Dr. Ramsay turned into St. Paul Street on their way back, to show Marjorie the very oldest bit of the city, the site of its first foundation, and talked about the old heroic days when this one little street of small houses stood alone to stem the great tide of savage barbarism that swept like a flood over all the surrounding country except only the rock of Quebec and the fringe of eastern settlements of her Puritan forefathers.
“In those days, Marjorie,” he said, “the bitter enemies of Canada—the fierce Iroquois—were the friends of your forefathers; and I am sorry to say that these two colonies of Christian nations not only went to war with each other before the eyes of these poor heathen savages, but even urged on their Indian allies to fall on the defenseless colonists on each side, and murder and plunder and destroy. It was horrible that such things should be! Let us be thankful that the world has grown a little better since then, and that nations are beginning to see the wickedness of war in its true light.

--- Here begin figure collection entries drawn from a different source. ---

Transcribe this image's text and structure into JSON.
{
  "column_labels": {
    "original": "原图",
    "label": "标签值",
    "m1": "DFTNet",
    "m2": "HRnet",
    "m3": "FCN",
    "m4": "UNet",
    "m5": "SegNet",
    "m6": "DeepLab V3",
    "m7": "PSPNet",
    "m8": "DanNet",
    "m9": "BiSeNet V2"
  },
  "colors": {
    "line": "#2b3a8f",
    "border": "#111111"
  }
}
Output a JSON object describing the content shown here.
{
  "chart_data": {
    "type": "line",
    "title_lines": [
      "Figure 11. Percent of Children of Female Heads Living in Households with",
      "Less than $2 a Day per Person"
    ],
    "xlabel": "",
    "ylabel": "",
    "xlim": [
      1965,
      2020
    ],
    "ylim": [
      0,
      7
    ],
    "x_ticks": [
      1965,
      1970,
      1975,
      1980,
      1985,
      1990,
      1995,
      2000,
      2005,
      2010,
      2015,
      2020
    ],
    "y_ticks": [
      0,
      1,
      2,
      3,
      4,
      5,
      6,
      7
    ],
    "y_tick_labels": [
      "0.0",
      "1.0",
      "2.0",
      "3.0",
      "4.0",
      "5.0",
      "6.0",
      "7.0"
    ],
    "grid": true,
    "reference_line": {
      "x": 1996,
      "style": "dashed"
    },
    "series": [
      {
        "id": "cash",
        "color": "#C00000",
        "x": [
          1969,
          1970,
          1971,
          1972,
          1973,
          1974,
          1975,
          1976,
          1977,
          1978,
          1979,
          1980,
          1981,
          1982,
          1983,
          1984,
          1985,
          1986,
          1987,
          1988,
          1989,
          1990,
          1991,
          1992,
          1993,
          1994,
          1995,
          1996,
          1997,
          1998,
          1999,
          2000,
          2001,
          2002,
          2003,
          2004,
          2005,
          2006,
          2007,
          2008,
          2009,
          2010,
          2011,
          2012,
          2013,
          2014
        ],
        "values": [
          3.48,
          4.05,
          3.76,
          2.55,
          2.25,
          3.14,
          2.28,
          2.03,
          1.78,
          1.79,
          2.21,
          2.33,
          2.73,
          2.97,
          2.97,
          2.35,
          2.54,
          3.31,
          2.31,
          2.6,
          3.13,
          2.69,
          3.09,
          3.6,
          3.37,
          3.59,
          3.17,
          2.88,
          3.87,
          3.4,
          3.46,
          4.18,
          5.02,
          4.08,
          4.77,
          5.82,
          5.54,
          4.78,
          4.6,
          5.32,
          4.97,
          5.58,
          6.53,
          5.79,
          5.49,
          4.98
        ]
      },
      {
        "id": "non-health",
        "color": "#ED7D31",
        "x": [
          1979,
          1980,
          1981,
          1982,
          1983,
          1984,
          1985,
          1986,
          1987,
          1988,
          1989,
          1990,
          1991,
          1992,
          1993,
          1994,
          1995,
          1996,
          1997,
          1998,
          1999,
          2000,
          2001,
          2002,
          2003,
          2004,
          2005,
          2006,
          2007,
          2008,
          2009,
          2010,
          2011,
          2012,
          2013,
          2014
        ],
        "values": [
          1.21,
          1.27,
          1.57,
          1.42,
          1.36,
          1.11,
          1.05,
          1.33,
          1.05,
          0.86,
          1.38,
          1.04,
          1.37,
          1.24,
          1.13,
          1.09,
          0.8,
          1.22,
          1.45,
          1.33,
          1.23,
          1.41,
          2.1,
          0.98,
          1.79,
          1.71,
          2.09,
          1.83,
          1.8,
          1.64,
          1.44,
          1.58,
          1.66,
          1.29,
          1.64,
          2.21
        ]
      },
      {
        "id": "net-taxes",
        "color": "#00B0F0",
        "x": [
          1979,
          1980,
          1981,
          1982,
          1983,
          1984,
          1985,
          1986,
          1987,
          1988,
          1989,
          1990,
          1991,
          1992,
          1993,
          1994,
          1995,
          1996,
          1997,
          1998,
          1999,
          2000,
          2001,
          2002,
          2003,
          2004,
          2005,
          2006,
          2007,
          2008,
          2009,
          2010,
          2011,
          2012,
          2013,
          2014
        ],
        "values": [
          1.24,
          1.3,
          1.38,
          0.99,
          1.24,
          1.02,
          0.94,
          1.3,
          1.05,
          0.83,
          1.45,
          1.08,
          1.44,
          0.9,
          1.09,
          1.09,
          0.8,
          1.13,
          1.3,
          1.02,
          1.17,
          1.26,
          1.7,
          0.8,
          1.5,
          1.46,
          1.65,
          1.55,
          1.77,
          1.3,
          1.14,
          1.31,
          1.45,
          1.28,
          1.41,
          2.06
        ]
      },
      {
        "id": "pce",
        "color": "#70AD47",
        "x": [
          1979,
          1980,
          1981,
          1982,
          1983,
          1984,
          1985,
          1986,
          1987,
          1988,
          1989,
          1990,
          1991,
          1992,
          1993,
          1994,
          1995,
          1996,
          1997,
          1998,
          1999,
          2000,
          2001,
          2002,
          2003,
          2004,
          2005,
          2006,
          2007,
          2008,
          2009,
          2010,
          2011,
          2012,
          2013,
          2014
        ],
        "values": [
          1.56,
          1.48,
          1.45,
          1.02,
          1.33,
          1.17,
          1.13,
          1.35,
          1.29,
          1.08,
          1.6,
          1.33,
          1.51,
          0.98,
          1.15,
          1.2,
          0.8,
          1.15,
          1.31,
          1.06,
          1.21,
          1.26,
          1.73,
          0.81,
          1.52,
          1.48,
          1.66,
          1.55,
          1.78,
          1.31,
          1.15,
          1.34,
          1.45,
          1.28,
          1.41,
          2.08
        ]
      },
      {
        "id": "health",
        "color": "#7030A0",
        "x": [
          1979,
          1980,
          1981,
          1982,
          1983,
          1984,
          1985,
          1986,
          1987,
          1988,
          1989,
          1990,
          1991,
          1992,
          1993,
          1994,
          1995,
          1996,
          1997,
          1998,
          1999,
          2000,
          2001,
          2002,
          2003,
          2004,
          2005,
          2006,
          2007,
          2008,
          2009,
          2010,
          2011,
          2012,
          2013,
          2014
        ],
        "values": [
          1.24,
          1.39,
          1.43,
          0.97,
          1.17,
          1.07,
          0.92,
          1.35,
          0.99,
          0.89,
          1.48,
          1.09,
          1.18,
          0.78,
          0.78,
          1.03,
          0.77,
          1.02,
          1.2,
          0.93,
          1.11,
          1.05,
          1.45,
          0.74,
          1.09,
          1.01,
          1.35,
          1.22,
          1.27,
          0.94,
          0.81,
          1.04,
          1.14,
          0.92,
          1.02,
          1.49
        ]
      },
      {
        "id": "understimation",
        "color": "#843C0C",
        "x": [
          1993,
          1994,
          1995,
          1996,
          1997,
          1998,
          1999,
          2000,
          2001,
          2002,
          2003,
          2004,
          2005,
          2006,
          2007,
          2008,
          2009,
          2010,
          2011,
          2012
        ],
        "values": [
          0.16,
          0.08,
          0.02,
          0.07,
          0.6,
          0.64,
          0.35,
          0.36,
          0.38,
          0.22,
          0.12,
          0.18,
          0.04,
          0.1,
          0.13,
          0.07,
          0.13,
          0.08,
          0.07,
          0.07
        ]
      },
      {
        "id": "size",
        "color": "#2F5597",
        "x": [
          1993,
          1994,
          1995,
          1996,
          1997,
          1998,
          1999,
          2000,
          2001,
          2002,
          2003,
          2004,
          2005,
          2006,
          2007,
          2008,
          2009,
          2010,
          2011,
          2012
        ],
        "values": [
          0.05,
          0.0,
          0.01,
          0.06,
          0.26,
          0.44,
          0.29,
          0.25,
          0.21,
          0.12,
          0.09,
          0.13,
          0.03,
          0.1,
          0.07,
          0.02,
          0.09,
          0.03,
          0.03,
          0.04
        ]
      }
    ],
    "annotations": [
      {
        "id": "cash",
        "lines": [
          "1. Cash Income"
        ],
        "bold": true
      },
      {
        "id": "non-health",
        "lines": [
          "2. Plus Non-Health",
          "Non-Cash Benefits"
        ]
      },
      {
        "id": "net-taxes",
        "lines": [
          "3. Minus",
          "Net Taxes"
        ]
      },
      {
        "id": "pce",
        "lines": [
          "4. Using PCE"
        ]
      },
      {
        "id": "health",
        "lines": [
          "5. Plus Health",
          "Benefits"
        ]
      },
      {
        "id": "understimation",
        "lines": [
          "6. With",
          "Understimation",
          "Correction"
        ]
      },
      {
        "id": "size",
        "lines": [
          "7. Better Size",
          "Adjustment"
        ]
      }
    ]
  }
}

“But there were heroes in those days, Marjorie,” he added, and he went on to tell her how that very Place d’Armes, in front of the big church of Notre Dame, had been the scene of an exploit as brave as the “holding of the bridge” in the “brave days of Rome,” which she had read about in Macaulay’s Lays, when Maisonneuve, the Christian knight and soldier who founded Montreal, had kept a horde of Indian assailants at bay, single-handed, until every one of his pursued retreating followers was safe within the walls of the little fort.
“And was he killed?” asked Marjorie.
“No,” he replied, “the Indians were so impressed by his brave defense that they were determined to take him alive, and then he managed to strike down their chief, and, in the excitement that ensued, he too got within the walls. And so that adventure at least ended happily.”
“For the French, yes,” said Marjorie, and the doctor laughed.
“Ah, I’m afraid we’ve all a little heathenism left,” he said, good-humoredly. “But then, you see, if Maisonneuve and his men had been killed, it might have involved destruction to the whole French colony at that time, which would have been a far greater misfortune than the death of a few savages could be.”
And now they were back in St. James Street, and Dr. Ramsay set down Marjorie at the bookstore where her aunt and cousin were to meet her.